As of March 18, 2016, Fromm Family Foods of Mequon, Wisconsin announced a voluntary dog food recall of three of its products. After a careful analysis, conducted by the company itself, Fromm discovered that the three products in question contain elevated levels of vitamin D.

Recalled Products

  1. Fromm Gold Chicken Pate Dog Food in 12 oz. cans

Can case code: #11893

Individual can UPC: 72705 11892

  1. Fromm Gold Chicken & Duck

Can case code: #11895

Individual can UPC: 72705 11894

  1. Fromm Gold Salmon & Chicken Pate

Can case code: #11891

Individual UPC: 72705 11890

These products in question were shipped to distributors between December 2015 and February 2016. No other Fromm products are affected in this recall.

About the Dog Food Recall

This dog food recall is being conducted in an abundance of caution. Fromm advises that the recalled food does not contain the recommended levels of vitamins and minerals, specifically containing an excess of vitamin D. The company advises to look for symptoms in your dog only in situations where an affected product is the only food that the dog has eaten for an extended period of time.
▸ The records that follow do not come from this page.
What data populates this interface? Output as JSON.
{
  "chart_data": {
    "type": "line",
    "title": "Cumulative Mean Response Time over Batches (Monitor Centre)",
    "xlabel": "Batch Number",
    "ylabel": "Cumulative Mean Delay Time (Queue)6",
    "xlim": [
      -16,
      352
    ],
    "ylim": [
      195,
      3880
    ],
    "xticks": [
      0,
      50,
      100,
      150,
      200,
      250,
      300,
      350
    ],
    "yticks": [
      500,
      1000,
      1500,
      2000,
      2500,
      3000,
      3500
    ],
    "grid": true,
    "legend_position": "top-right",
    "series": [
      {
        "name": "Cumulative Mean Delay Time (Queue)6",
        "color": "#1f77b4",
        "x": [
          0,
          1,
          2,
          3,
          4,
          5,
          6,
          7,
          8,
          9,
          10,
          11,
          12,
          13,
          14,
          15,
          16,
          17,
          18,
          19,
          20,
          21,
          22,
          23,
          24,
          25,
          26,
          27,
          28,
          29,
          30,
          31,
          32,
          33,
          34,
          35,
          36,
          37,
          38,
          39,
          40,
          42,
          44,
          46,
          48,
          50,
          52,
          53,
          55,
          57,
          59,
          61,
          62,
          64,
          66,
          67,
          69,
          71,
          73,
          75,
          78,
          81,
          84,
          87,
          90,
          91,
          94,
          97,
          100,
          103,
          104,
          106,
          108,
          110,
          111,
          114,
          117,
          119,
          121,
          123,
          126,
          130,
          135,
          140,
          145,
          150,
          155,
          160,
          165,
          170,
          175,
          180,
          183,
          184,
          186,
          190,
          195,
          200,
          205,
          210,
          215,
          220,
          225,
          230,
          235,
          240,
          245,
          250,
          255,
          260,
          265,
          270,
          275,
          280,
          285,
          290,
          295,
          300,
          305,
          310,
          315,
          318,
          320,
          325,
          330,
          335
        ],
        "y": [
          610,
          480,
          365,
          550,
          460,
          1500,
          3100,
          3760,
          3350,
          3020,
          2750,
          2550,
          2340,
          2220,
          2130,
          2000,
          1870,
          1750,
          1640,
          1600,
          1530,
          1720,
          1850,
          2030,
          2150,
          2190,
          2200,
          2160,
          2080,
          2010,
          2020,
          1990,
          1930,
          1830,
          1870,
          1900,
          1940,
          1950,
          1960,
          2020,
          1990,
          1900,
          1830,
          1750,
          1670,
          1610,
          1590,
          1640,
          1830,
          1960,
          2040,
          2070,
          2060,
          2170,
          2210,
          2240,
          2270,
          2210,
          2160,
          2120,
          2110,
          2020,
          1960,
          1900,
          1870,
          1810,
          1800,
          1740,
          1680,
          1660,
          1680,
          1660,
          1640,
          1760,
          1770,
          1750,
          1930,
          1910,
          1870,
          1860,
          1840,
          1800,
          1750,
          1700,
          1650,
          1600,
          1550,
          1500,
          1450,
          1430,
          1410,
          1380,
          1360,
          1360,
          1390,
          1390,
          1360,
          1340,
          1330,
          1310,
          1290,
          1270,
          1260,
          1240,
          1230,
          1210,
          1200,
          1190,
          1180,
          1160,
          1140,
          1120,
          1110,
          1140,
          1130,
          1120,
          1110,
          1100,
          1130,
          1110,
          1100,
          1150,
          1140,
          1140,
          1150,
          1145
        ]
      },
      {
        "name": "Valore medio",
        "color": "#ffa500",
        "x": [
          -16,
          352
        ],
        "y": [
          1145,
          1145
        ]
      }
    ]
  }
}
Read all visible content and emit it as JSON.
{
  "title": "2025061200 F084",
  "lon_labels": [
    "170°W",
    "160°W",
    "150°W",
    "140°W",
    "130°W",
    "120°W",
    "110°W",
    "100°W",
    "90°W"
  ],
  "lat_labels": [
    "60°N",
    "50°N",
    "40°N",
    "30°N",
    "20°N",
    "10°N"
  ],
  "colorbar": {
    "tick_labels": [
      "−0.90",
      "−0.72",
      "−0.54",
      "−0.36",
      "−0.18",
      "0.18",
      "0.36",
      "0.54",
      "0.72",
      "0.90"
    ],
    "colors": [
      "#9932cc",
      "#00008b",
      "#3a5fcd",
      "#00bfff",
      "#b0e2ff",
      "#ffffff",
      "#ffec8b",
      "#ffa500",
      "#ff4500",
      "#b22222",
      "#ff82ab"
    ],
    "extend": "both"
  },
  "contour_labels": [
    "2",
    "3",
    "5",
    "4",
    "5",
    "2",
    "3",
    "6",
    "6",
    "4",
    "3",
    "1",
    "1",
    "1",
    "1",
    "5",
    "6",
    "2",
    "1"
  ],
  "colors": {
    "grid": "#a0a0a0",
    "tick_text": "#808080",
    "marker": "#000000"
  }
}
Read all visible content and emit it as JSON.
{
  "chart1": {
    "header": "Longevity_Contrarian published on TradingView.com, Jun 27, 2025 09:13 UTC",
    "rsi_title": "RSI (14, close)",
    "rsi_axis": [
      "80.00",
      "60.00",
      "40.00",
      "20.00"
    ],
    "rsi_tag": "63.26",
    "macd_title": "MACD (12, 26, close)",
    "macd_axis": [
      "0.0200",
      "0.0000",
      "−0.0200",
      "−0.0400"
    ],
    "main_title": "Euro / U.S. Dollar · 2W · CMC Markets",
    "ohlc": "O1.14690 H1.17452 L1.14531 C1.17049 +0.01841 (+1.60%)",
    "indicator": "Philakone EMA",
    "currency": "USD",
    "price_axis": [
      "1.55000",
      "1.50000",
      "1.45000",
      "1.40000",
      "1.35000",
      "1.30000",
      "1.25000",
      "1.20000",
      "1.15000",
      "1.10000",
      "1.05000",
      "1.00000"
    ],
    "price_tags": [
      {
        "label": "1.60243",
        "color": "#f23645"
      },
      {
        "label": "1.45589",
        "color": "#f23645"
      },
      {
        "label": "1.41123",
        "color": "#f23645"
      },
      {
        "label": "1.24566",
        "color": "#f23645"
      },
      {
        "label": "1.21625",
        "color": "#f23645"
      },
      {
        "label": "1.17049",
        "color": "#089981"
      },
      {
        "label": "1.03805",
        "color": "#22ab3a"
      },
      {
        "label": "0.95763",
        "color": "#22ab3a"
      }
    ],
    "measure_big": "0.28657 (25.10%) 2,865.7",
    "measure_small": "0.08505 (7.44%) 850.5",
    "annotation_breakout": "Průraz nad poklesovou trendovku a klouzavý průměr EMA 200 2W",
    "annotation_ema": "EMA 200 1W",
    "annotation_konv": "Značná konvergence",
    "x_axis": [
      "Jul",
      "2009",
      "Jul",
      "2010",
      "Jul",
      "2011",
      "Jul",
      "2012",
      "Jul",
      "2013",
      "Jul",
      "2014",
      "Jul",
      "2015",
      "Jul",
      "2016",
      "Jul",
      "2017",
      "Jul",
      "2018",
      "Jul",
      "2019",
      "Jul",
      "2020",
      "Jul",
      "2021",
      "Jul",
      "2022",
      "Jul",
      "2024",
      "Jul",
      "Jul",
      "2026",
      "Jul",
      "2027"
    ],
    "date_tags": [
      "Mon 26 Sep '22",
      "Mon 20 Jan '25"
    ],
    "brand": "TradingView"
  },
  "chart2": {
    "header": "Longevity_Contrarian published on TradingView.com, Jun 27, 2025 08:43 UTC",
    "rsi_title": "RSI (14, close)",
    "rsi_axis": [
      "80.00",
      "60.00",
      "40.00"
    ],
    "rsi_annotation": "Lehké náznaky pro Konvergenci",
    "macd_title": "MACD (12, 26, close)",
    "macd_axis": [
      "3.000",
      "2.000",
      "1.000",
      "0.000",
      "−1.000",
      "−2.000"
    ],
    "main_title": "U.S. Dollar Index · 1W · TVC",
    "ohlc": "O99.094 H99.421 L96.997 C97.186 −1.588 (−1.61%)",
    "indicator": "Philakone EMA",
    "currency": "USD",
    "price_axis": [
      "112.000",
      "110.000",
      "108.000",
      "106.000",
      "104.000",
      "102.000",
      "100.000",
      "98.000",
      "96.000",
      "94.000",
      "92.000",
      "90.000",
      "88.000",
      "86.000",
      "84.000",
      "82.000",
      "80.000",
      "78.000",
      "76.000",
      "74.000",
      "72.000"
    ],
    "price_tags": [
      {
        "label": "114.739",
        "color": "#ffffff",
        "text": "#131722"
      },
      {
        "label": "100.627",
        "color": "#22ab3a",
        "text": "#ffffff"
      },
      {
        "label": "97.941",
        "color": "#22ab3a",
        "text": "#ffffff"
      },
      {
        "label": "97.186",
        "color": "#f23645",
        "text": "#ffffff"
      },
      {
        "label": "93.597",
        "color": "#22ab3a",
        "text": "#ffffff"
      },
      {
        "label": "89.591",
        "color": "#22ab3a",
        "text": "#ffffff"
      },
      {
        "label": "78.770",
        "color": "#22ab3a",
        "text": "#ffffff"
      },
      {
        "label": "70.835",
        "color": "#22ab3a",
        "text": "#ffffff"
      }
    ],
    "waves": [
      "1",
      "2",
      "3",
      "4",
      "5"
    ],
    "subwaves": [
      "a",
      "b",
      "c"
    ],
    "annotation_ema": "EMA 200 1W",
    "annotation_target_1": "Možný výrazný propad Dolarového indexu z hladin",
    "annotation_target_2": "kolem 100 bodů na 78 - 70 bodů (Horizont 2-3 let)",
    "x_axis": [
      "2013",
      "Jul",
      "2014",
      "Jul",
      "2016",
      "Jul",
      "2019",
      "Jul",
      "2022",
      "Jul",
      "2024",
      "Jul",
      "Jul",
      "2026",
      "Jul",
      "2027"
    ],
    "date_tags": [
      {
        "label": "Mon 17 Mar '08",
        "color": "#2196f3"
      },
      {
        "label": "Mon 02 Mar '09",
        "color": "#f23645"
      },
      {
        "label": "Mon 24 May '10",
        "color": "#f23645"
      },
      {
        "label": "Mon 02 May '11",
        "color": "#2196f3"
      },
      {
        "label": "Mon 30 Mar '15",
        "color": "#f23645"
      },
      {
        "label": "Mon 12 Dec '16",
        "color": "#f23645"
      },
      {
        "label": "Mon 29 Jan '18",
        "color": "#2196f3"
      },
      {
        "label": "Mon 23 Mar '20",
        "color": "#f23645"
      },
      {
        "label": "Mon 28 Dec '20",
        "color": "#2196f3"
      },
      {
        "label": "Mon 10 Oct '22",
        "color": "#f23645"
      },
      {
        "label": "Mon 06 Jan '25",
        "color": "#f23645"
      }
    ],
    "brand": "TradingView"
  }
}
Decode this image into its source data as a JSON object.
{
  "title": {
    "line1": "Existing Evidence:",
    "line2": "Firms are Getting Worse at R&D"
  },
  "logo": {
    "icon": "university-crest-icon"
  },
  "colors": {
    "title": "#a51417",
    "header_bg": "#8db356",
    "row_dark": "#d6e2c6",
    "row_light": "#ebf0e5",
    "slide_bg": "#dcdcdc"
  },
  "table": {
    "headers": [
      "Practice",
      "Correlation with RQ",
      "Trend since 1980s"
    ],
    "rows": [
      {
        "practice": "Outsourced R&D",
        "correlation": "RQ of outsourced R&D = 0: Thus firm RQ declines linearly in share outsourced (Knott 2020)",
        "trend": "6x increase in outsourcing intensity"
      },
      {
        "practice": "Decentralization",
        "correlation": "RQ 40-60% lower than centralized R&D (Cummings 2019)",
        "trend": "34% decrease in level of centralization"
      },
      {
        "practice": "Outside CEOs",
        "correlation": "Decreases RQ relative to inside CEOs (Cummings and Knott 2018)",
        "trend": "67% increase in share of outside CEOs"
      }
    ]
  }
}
In this case, look for a decrease in appetite. Although no health problems have been reported at this time, Fromm has recommended to not feed your dog the foods that have been recalled. Fromm has notified the FDA and encouraged them to share the details of the recall with consumers.

About Vitamin D Toxicity

According to PetMD, dogs of all ages are susceptible to vitamin D toxicity, but young dogs have a higher risk. Although vitamin D toxicity usually happens when a dog eats a rodent killer, an excess of vitamin D in the diet can also cause symptoms. These symptoms may include:

  • Vomiting
  • Weakness
  • Depression
  • Loss of appetite
  • Increased thirst
  • Increased urination
  • Dark, bloody feces
  • Blood in vomit
  • Weight loss
  • Constipation
  • Seizures
  • Muscle tremors
  • Abdominal pain
  • Excessive drooling

It is unlikely that your dog will experience symptoms unless they consumed the affected product for a long period of time. As mentioned, if this is the case, monitor your dog for these symptoms.

What to Do

If you have one of the foods in question, stop feeding it to your dog. Fromm advises you to return the product where it was purchased for a full refund. If you have questions regarding the recall, contact Fromm Family Pet Foods at 800-325-6331.